3.2.2.4. Parquet#
Apache Parquet is a columnar storage format commonly used in big data processing. Unlike row-based formats like CSV, Parquet stores data column-wise, which makes it highly efficient for analytical queries and compression.
Parquet files are:
Binary files (not human-readable)
Efficient in storage and I/O, especially with large datasets
Schema-aware, preserving data types and structure
Natively supported by big data tools like Spark, Hive, and Dask
Due to its performance benefits, Parquet is widely used in data pipelines and cloud data lakes.
Reading a Parquet File#
To work with Parquet files in pandas, you need a Parquet engine such as pyarrow or fastparquet.
Install one with:
pip install pyarrow
Then you can read a Parquet file like this:
import pandas as pd
# Read from a Parquet file
df = pd.read_parquet("example.parquet")
df.head()
| Name | Age | Department | Salary | |
|---|---|---|---|---|
| 0 | Alice | 30 | Engineering | 85000 |
| 1 | Bob | 25 | Marketing | 62000 |
| 2 | Charlie | 28 | Sales | 70000 |
| 3 | Diana | 35 | Engineering | 92000 |
| 4 | Ethan | 40 | HR | 78000 |
Writing a DataFrame to Parquet#
You can also write a pandas DataFrame to a Parquet file:
# Save the DataFrame to a Parquet file
df.to_parquet("output.parquet", index=False)
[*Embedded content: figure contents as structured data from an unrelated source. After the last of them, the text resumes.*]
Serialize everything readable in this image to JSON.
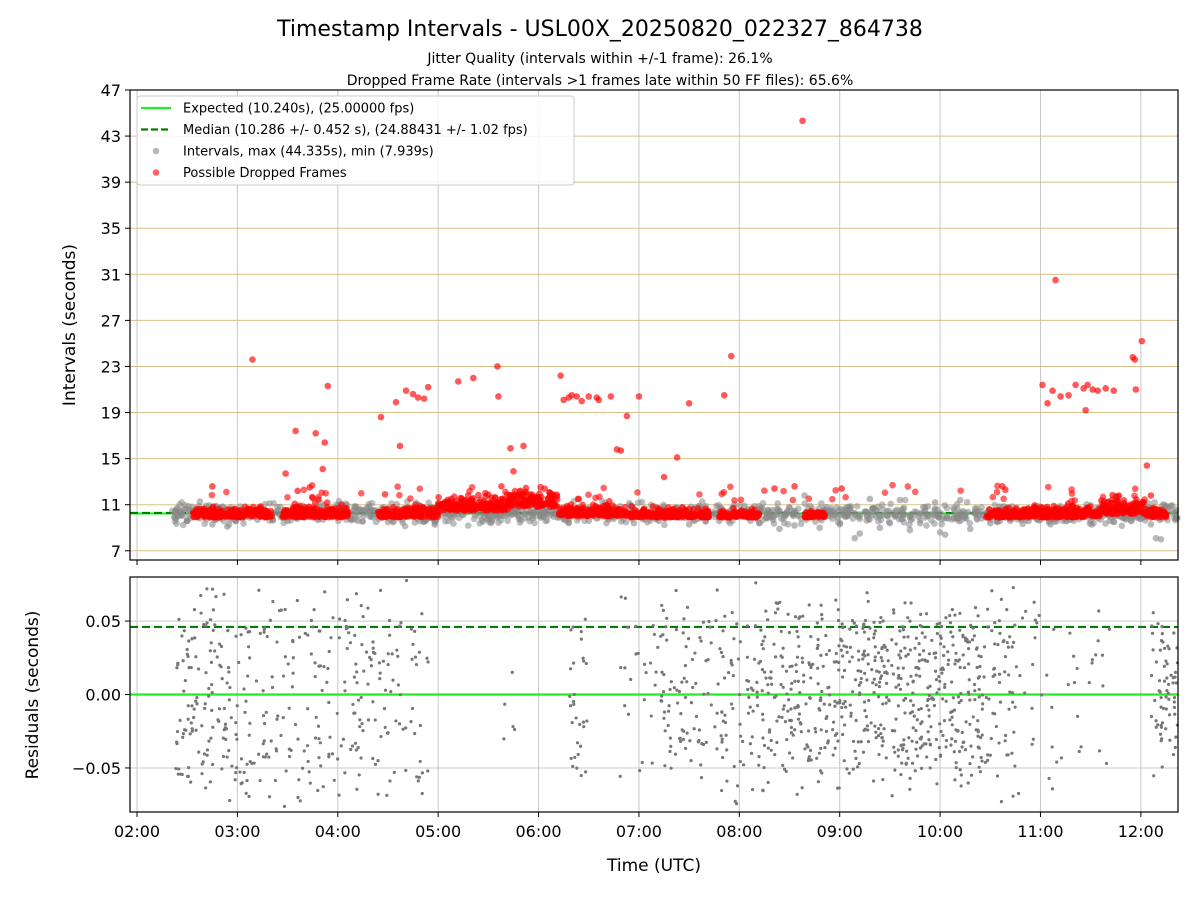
{
  "chart_data": [
    {
      "type": "scatter",
      "panel": "top",
      "title": "Timestamp Intervals - USL00X_20250820_022327_864738",
      "subtitle_lines": [
        "Jitter Quality (intervals within +/-1 frame): 26.1%",
        "Dropped Frame Rate (intervals >1 frames late within 50 FF files): 65.6%"
      ],
      "ylabel": "Intervals (seconds)",
      "xlim": [
        1.93,
        12.37
      ],
      "ylim": [
        6.2,
        47
      ],
      "yticks": [
        7,
        11,
        15,
        19,
        23,
        27,
        31,
        35,
        39,
        43,
        47
      ],
      "ytick_labels": [
        "7",
        "11",
        "15",
        "19",
        "23",
        "27",
        "31",
        "35",
        "39",
        "43",
        "47"
      ],
      "grid": "on",
      "hlines": [
        {
          "name": "Expected (10.240s), (25.00000 fps)",
          "y": 10.24,
          "color": "#22ee22",
          "style": "solid"
        },
        {
          "name": "Median (10.286 +/- 0.452 s), (24.88431 +/- 1.02 fps)",
          "y": 10.286,
          "color": "#008000",
          "style": "dashed"
        }
      ],
      "series": [
        {
          "name": "Intervals, max (44.335s), min (7.939s)",
          "color": "#888888",
          "points": [
            [
              2.4,
              10.7
            ],
            [
              2.5,
              9.6
            ],
            [
              2.6,
              9.9
            ],
            [
              2.75,
              9.3
            ],
            [
              2.9,
              9.1
            ],
            [
              3.05,
              9.8
            ],
            [
              3.2,
              9.7
            ],
            [
              3.4,
              10.8
            ],
            [
              3.5,
              9.6
            ],
            [
              3.65,
              10.9
            ],
            [
              3.8,
              9.7
            ],
            [
              4.05,
              10.9
            ],
            [
              4.2,
              9.6
            ],
            [
              4.35,
              9.9
            ],
            [
              4.5,
              9.5
            ],
            [
              4.75,
              10.7
            ],
            [
              4.9,
              9.8
            ],
            [
              5.05,
              10.8
            ],
            [
              5.3,
              10.7
            ],
            [
              6.05,
              10.8
            ],
            [
              6.3,
              9.4
            ],
            [
              6.5,
              9.6
            ],
            [
              6.7,
              9.7
            ],
            [
              6.95,
              9.4
            ],
            [
              7.2,
              9.6
            ],
            [
              7.5,
              9.3
            ],
            [
              7.6,
              10.9
            ],
            [
              7.8,
              9.6
            ],
            [
              8.05,
              10.9
            ],
            [
              8.2,
              9.4
            ],
            [
              8.4,
              8.9
            ],
            [
              8.55,
              9.2
            ],
            [
              8.65,
              11.8
            ],
            [
              8.8,
              9.0
            ],
            [
              9.0,
              9.3
            ],
            [
              9.15,
              8.1
            ],
            [
              9.2,
              8.5
            ],
            [
              9.3,
              11.5
            ],
            [
              9.4,
              9.0
            ],
            [
              9.5,
              9.4
            ],
            [
              9.6,
              11.4
            ],
            [
              9.7,
              8.8
            ],
            [
              9.8,
              9.4
            ],
            [
              9.95,
              11.2
            ],
            [
              10.0,
              8.6
            ],
            [
              10.05,
              8.4
            ],
            [
              10.2,
              11.4
            ],
            [
              10.3,
              8.9
            ],
            [
              10.5,
              9.4
            ],
            [
              10.7,
              9.6
            ],
            [
              10.9,
              9.9
            ],
            [
              11.1,
              9.3
            ],
            [
              11.3,
              9.7
            ],
            [
              11.5,
              9.6
            ],
            [
              11.7,
              9.9
            ],
            [
              11.9,
              10.8
            ],
            [
              12.0,
              9.8
            ],
            [
              12.1,
              9.3
            ],
            [
              12.15,
              8.1
            ],
            [
              12.2,
              8.0
            ],
            [
              12.3,
              10.9
            ],
            [
              12.35,
              9.8
            ]
          ]
        },
        {
          "name": "Possible Dropped Frames",
          "color": "#ff0000",
          "points": [
            [
              3.15,
              23.6
            ],
            [
              3.48,
              13.7
            ],
            [
              3.58,
              17.4
            ],
            [
              3.6,
              12.2
            ],
            [
              3.72,
              12.5
            ],
            [
              3.75,
              11.6
            ],
            [
              3.78,
              17.2
            ],
            [
              3.85,
              14.1
            ],
            [
              3.87,
              16.4
            ],
            [
              3.9,
              21.3
            ],
            [
              4.43,
              18.6
            ],
            [
              4.47,
              11.9
            ],
            [
              4.58,
              19.9
            ],
            [
              4.62,
              16.1
            ],
            [
              4.68,
              20.9
            ],
            [
              4.75,
              20.6
            ],
            [
              4.8,
              20.3
            ],
            [
              4.86,
              20.2
            ],
            [
              4.9,
              21.2
            ],
            [
              5.2,
              21.7
            ],
            [
              5.35,
              22.0
            ],
            [
              5.59,
              23.0
            ],
            [
              5.6,
              20.4
            ],
            [
              5.63,
              12.6
            ],
            [
              5.72,
              15.9
            ],
            [
              5.75,
              13.9
            ],
            [
              5.85,
              16.1
            ],
            [
              6.22,
              22.2
            ],
            [
              6.25,
              20.1
            ],
            [
              6.3,
              20.3
            ],
            [
              6.33,
              20.5
            ],
            [
              6.38,
              20.4
            ],
            [
              6.43,
              20.0
            ],
            [
              6.5,
              20.4
            ],
            [
              6.58,
              20.3
            ],
            [
              6.6,
              20.1
            ],
            [
              6.72,
              20.4
            ],
            [
              6.78,
              15.8
            ],
            [
              6.82,
              15.7
            ],
            [
              6.88,
              18.7
            ],
            [
              7.0,
              20.4
            ],
            [
              7.25,
              13.4
            ],
            [
              7.38,
              15.1
            ],
            [
              7.5,
              19.8
            ],
            [
              7.85,
              20.5
            ],
            [
              7.92,
              23.9
            ],
            [
              8.63,
              44.33
            ],
            [
              8.35,
              12.4
            ],
            [
              8.55,
              12.6
            ],
            [
              9.02,
              12.4
            ],
            [
              11.02,
              21.4
            ],
            [
              11.07,
              19.8
            ],
            [
              11.12,
              20.9
            ],
            [
              11.2,
              20.4
            ],
            [
              11.28,
              20.5
            ],
            [
              11.35,
              21.4
            ],
            [
              11.15,
              30.5
            ],
            [
              11.43,
              21.1
            ],
            [
              11.47,
              21.4
            ],
            [
              11.52,
              21.0
            ],
            [
              11.57,
              20.9
            ],
            [
              11.65,
              21.1
            ],
            [
              11.73,
              20.9
            ],
            [
              11.45,
              19.2
            ],
            [
              11.95,
              21.0
            ],
            [
              11.92,
              23.8
            ],
            [
              11.94,
              23.6
            ],
            [
              12.01,
              25.2
            ],
            [
              12.06,
              14.4
            ],
            [
              12.1,
              11.8
            ],
            [
              10.62,
              12.6
            ],
            [
              10.65,
              12.3
            ],
            [
              11.77,
              11.7
            ],
            [
              2.75,
              12.6
            ]
          ],
          "dense_bands": [
            {
              "x": [
                2.55,
                3.35
              ],
              "y": [
                9.9,
                11.0
              ]
            },
            {
              "x": [
                3.45,
                4.1
              ],
              "y": [
                9.9,
                11.2
              ]
            },
            {
              "x": [
                4.4,
                4.55
              ],
              "y": [
                9.9,
                10.8
              ]
            },
            {
              "x": [
                4.55,
                5.0
              ],
              "y": [
                9.9,
                11.3
              ]
            },
            {
              "x": [
                5.0,
                5.7
              ],
              "y": [
                10.5,
                12.2
              ]
            },
            {
              "x": [
                5.7,
                6.2
              ],
              "y": [
                10.8,
                12.6
              ]
            },
            {
              "x": [
                6.2,
                6.9
              ],
              "y": [
                10.0,
                11.3
              ]
            },
            {
              "x": [
                6.9,
                7.2
              ],
              "y": [
                9.9,
                11.1
              ]
            },
            {
              "x": [
                7.2,
                7.7
              ],
              "y": [
                9.9,
                10.9
              ]
            },
            {
              "x": [
                7.8,
                8.2
              ],
              "y": [
                9.9,
                10.7
              ]
            },
            {
              "x": [
                8.65,
                8.85
              ],
              "y": [
                9.9,
                10.6
              ]
            },
            {
              "x": [
                10.45,
                10.8
              ],
              "y": [
                9.9,
                10.9
              ]
            },
            {
              "x": [
                10.8,
                11.6
              ],
              "y": [
                9.9,
                11.2
              ]
            },
            {
              "x": [
                11.6,
                12.05
              ],
              "y": [
                10.2,
                12.1
              ]
            },
            {
              "x": [
                12.05,
                12.25
              ],
              "y": [
                9.9,
                10.9
              ]
            }
          ]
        }
      ],
      "legend": {
        "placement": "top-left",
        "entries": [
          {
            "label": "Expected (10.240s), (25.00000 fps)",
            "color": "#22ee22",
            "marker": "line-solid"
          },
          {
            "label": "Median (10.286 +/- 0.452 s), (24.88431 +/- 1.02 fps)",
            "color": "#008000",
            "marker": "line-dashed"
          },
          {
            "label": "Intervals, max (44.335s), min (7.939s)",
            "color": "#888888",
            "marker": "circle"
          },
          {
            "label": "Possible Dropped Frames",
            "color": "#ff0000",
            "marker": "circle"
          }
        ]
      }
    },
    {
      "type": "scatter",
      "panel": "bottom",
      "xlabel": "Time (UTC)",
      "ylabel": "Residuals (seconds)",
      "xlim": [
        1.93,
        12.37
      ],
      "ylim": [
        -0.08,
        0.08
      ],
      "xticks": [
        2,
        3,
        4,
        5,
        6,
        7,
        8,
        9,
        10,
        11,
        12
      ],
      "xtick_labels": [
        "02:00",
        "03:00",
        "04:00",
        "05:00",
        "06:00",
        "07:00",
        "08:00",
        "09:00",
        "10:00",
        "11:00",
        "12:00"
      ],
      "yticks": [
        -0.05,
        0.0,
        0.05
      ],
      "ytick_labels": [
        "−0.05",
        "0.00",
        "0.05"
      ],
      "grid": "on",
      "hlines": [
        {
          "y": 0.0,
          "color": "#22ee22",
          "style": "solid"
        },
        {
          "y": 0.046,
          "color": "#008000",
          "style": "dashed"
        }
      ],
      "series": [
        {
          "name": "Residuals",
          "color": "#777777",
          "density_segments": [
            {
              "x": [
                2.38,
                3.15
              ],
              "count": 150,
              "spread": 0.08
            },
            {
              "x": [
                3.15,
                3.25
              ],
              "count": 6,
              "spread": 0.08
            },
            {
              "x": [
                3.25,
                3.85
              ],
              "count": 80,
              "spread": 0.08
            },
            {
              "x": [
                3.85,
                4.55
              ],
              "count": 95,
              "spread": 0.08
            },
            {
              "x": [
                4.55,
                4.95
              ],
              "count": 35,
              "spread": 0.08
            },
            {
              "x": [
                5.65,
                5.9
              ],
              "count": 5,
              "spread": 0.06
            },
            {
              "x": [
                6.3,
                6.5
              ],
              "count": 30,
              "spread": 0.08
            },
            {
              "x": [
                6.8,
                7.2
              ],
              "count": 25,
              "spread": 0.08
            },
            {
              "x": [
                7.2,
                8.0
              ],
              "count": 120,
              "spread": 0.08
            },
            {
              "x": [
                8.0,
                8.55
              ],
              "count": 110,
              "spread": 0.08
            },
            {
              "x": [
                8.55,
                9.4
              ],
              "count": 220,
              "spread": 0.07
            },
            {
              "x": [
                9.4,
                10.4
              ],
              "count": 300,
              "spread": 0.07
            },
            {
              "x": [
                10.4,
                10.8
              ],
              "count": 70,
              "spread": 0.08
            },
            {
              "x": [
                10.8,
                11.7
              ],
              "count": 40,
              "spread": 0.08
            },
            {
              "x": [
                12.1,
                12.37
              ],
              "count": 65,
              "spread": 0.06
            }
          ]
        }
      ]
    }
  ]
}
df2 = pd.read_parquet("output.parquet")
df2.head()
| Name | Age | Department | Salary | |
|---|---|---|---|---|
| 0 | Alice | 30 | Engineering | 85000 |
| 1 | Bob | 25 | Marketing | 62000 |
| 2 | Charlie | 28 | Sales | 70000 |
| 3 | Diana | 35 | Engineering | 92000 |
| 4 | Ethan | 40 | HR | 78000 |
Parquet is an excellent choice when working with large-scale structured data and is particularly well-suited for cloud storage and analytics environments.